Je reconnais bien évidemment certains emprunts- ton goût pour la série B, ses fulgurances esthétiques et rythmiques, ton attachement aux ambiances mystérieuses, à l'équivoque de certaines atmosphères mais aussi aux charmes luxuriants de l'utopie - mais ceux-ci sont plus le point de départ de (mes) rêveries personnelles que de références explicites- l'économie carcérale et l'époque de dépossession au début que commente ta description des cachots, des salles de torture et des jeunes aux abois m'ont autant fait songer à "Zéro de conduite" qu'à certains films d'Emilio Miraglia, de Sergio Martino ou de Dario Argento; pensées qui me reviennent avec l'évocation d'un obscur réalisateur italien, à la fin aussi dans les salles secrètes et menaçantes de la demeure de Rosalba, lieu également propice aux cérémonies rappelant presque l'exotisme de palais antiques tels qu'ils sont représentés dans certains péplums ou films de science-fiction. S'appuyer sur ces motifs et garder intacte ta fonderie de langage est une des forces de travail que tu mènes, car non content de donner au fond du roman sa nature de sujet concret, de permettre au lecteur de s'y accrocher, tu affirmes et remets au centre de l'écriture l'enjeu de trituration de la langue. Le titre résume assez bien ce parti pris d'ailleurs, l'éternelle opposition du sol au ciel te place dans la filiation "post-romantique-parnasso-décadente" qui n'est pas usurpée.
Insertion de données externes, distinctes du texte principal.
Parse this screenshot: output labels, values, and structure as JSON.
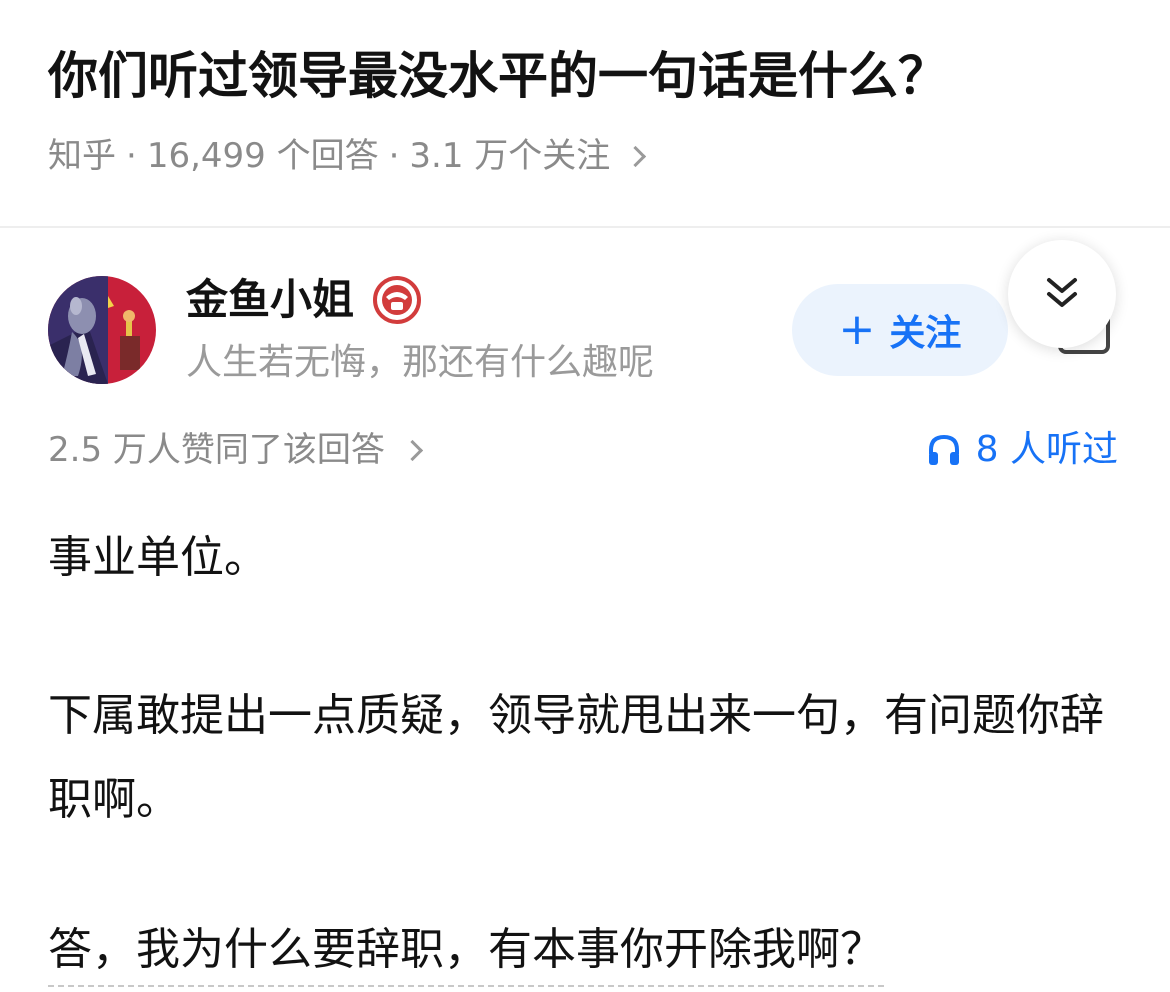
{
  "question": {
    "title": "你们听过领导最没水平的一句话是什么？",
    "source": "知乎",
    "answer_count": "16,499 个回答",
    "follow_count": "3.1 万个关注"
  },
  "author": {
    "name": "金鱼小姐",
    "bio": "人生若无悔，那还有什么趣呢",
    "follow_label": "关注"
  },
  "answer_meta": {
    "upvote_summary": "2.5 万人赞同了该回答",
    "listen_count": "8 人听过"
  },
  "answer": {
    "paragraphs": [
      "事业单位。",
      "下属敢提出一点质疑，领导就甩出来一句，有问题你辞职啊。",
      "答，我为什么要辞职，有本事你开除我啊？"
    ]
  },
  "icons": {
    "meta_chevron": "chevron-right-icon",
    "collapse": "double-chevron-down-icon",
    "listen": "headphones-icon",
    "badge": "verified-badge-icon",
    "follow_plus": "plus-icon",
    "share": "share-icon"
  },
  "colors": {
    "accent": "#1772f6",
    "follow_bg": "#ebf3fd",
    "meta_text": "#8a8a8a",
    "badge": "#d23c3c"
  }
}
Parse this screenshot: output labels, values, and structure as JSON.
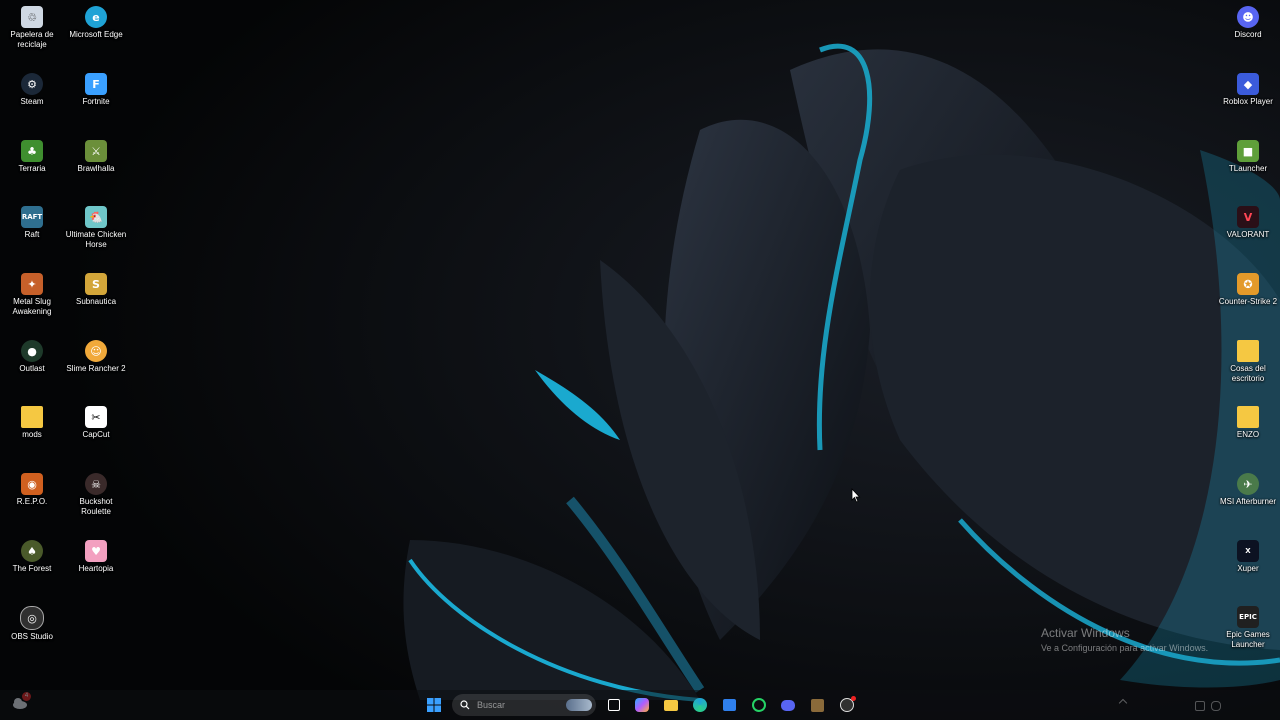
{
  "desktop": {
    "left_icons": [
      {
        "label": "Papelera de reciclaje",
        "icon": "recycle-bin-icon",
        "color": "#cfd8e3"
      },
      {
        "label": "Microsoft Edge",
        "icon": "edge-icon",
        "color": "#1fa3d6"
      },
      {
        "label": "Steam",
        "icon": "steam-icon",
        "color": "#1b2838"
      },
      {
        "label": "Fortnite",
        "icon": "fortnite-icon",
        "color": "#3aa0ff"
      },
      {
        "label": "Terraria",
        "icon": "terraria-icon",
        "color": "#3f8f2f"
      },
      {
        "label": "Brawlhalla",
        "icon": "brawlhalla-icon",
        "color": "#6b8f3a"
      },
      {
        "label": "Raft",
        "icon": "raft-icon",
        "color": "#2f6f8f"
      },
      {
        "label": "Ultimate Chicken Horse",
        "icon": "chicken-horse-icon",
        "color": "#6fc7c9"
      },
      {
        "label": "Metal Slug Awakening",
        "icon": "metal-slug-icon",
        "color": "#c6602a"
      },
      {
        "label": "Subnautica",
        "icon": "subnautica-icon",
        "color": "#d3a63a"
      },
      {
        "label": "Outlast",
        "icon": "outlast-icon",
        "color": "#1e3a2a"
      },
      {
        "label": "Slime Rancher 2",
        "icon": "slime-rancher-icon",
        "color": "#f1a93a"
      },
      {
        "label": "mods",
        "icon": "folder-icon",
        "color": "#f5c842"
      },
      {
        "label": "CapCut",
        "icon": "capcut-icon",
        "color": "#ffffff"
      },
      {
        "label": "R.E.P.O.",
        "icon": "repo-icon",
        "color": "#d0601f"
      },
      {
        "label": "Buckshot Roulette",
        "icon": "buckshot-roulette-icon",
        "color": "#3a2a2a"
      },
      {
        "label": "The Forest",
        "icon": "the-forest-icon",
        "color": "#4a5a2a"
      },
      {
        "label": "Heartopia",
        "icon": "heartopia-icon",
        "color": "#f3a0c0"
      },
      {
        "label": "OBS Studio",
        "icon": "obs-icon",
        "color": "#303030"
      }
    ],
    "right_icons": [
      {
        "label": "Discord",
        "icon": "discord-icon",
        "color": "#5865f2"
      },
      {
        "label": "Roblox Player",
        "icon": "roblox-icon",
        "color": "#3b5bdb"
      },
      {
        "label": "TLauncher",
        "icon": "tlauncher-icon",
        "color": "#5f9f3a"
      },
      {
        "label": "VALORANT",
        "icon": "valorant-icon",
        "color": "#2a0f17"
      },
      {
        "label": "Counter-Strike 2",
        "icon": "counter-strike-icon",
        "color": "#e39a2a"
      },
      {
        "label": "Cosas del escritorio",
        "icon": "folder-icon",
        "color": "#f5c842"
      },
      {
        "label": "ENZO",
        "icon": "folder-icon",
        "color": "#f5c842"
      },
      {
        "label": "MSI Afterburner",
        "icon": "msi-afterburner-icon",
        "color": "#4a7a4a"
      },
      {
        "label": "Xuper",
        "icon": "xuper-icon",
        "color": "#0c1222"
      },
      {
        "label": "Epic Games Launcher",
        "icon": "epic-games-icon",
        "color": "#202020"
      }
    ]
  },
  "watermark": {
    "line1": "Activar Windows",
    "line2": "Ve a Configuración para activar Windows."
  },
  "taskbar": {
    "search_placeholder": "Buscar",
    "widgets_badge": "4",
    "apps": [
      {
        "icon": "start-icon",
        "color": "#3aa0ff"
      },
      {
        "icon": "task-view-icon",
        "color": "#ffffff"
      },
      {
        "icon": "copilot-icon",
        "color": "#6ad0ff"
      },
      {
        "icon": "file-explorer-icon",
        "color": "#f5c842"
      },
      {
        "icon": "edge-icon",
        "color": "#1fa3d6"
      },
      {
        "icon": "microsoft-store-icon",
        "color": "#2f80ed"
      },
      {
        "icon": "whatsapp-icon",
        "color": "#25d366"
      },
      {
        "icon": "discord-icon",
        "color": "#5865f2"
      },
      {
        "icon": "winrar-icon",
        "color": "#8a6a3a"
      },
      {
        "icon": "obs-icon",
        "color": "#303030"
      }
    ]
  },
  "accent": "#19a6c8"
}
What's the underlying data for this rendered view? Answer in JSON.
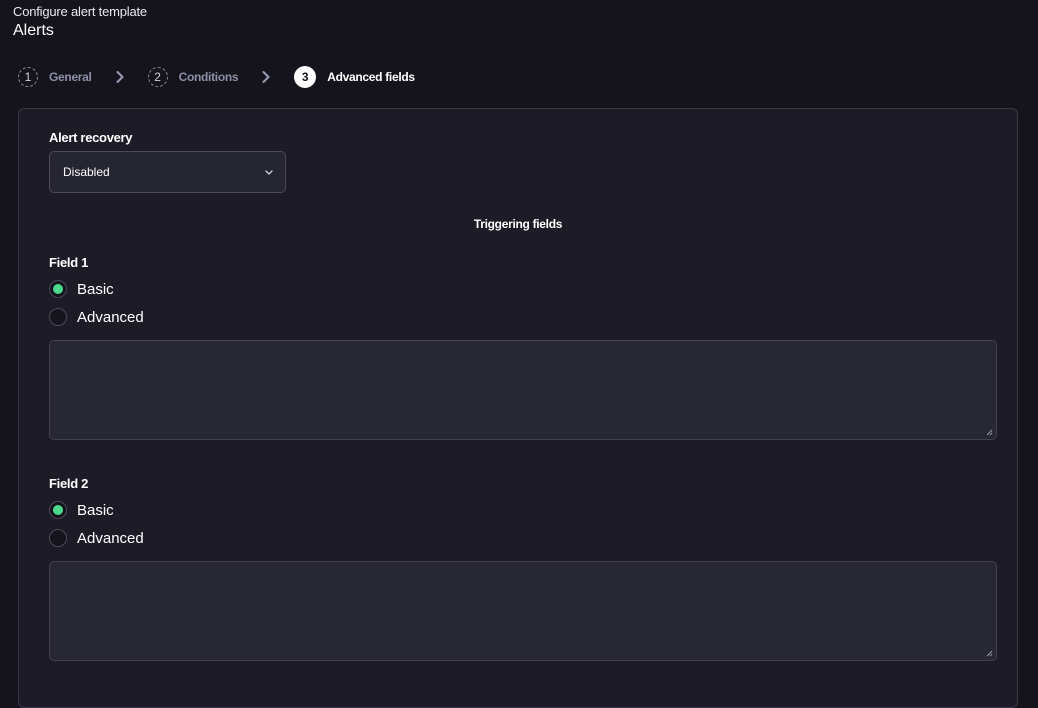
{
  "header": {
    "subtitle": "Configure alert template",
    "title": "Alerts"
  },
  "stepper": {
    "steps": [
      {
        "num": "1",
        "label": "General",
        "active": false
      },
      {
        "num": "2",
        "label": "Conditions",
        "active": false
      },
      {
        "num": "3",
        "label": "Advanced fields",
        "active": true
      }
    ]
  },
  "form": {
    "alert_recovery_label": "Alert recovery",
    "alert_recovery_value": "Disabled",
    "section_title": "Triggering fields",
    "fields": [
      {
        "label": "Field 1",
        "options": [
          "Basic",
          "Advanced"
        ],
        "selected": "Basic",
        "value": ""
      },
      {
        "label": "Field 2",
        "options": [
          "Basic",
          "Advanced"
        ],
        "selected": "Basic",
        "value": ""
      }
    ]
  },
  "colors": {
    "background": "#15141c",
    "panel": "#1d1c26",
    "radio_selected": "#4cd98c",
    "step_label_inactive": "#8d8fa8"
  }
}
Pour autant les changements de tonalité sont bien présents. L'arrivée à la montagne, par exemple, est un passage particulièrement intéressant où, moins soumis à la pression, les personnages commencent à se singulariser. La rencontre avec l'explorateur, assez belle, presque irréelle, à la faveur d'un bivouac nettement amélioré, te révèle sous un autre jour, et il ne me semble pas t'avoir déjà lu sur un ton allant vers l'humour, l'incongru voire le burlesque. Cette légèreté soudaine ne sacrifie pas pour autant la précision du vocabulaire et la minutie habituelle avec lesquelles tu composes les images. Tes descriptions enivrantes de la montagne renouent avec la grande tradition humaniste et romantique qui voyait dans ces jardins d'altitude situés entre les fonds de vallée verdoyante et la face décharnée des cimes, de vrais havres de paix. Je connais bien ces territoires, leurs représentations stéréotypées, leurs puissances symboliques...Nulle surprise de te voir aussi utiliser les ingrédients du conte, autre genre important au sein duquel s'épanouissent les récits d'initiation, et en transposer l'énergie que ce soit pour caractériser les personnages - Rosalba dans ses rôles de veuve, de nymphomane, d'artiste et de prêtresse-, donner quelque horizon à l'histoire- la promesse d'initiation d'Henkel- ou créer l'action pure- l'attaque de l'ours.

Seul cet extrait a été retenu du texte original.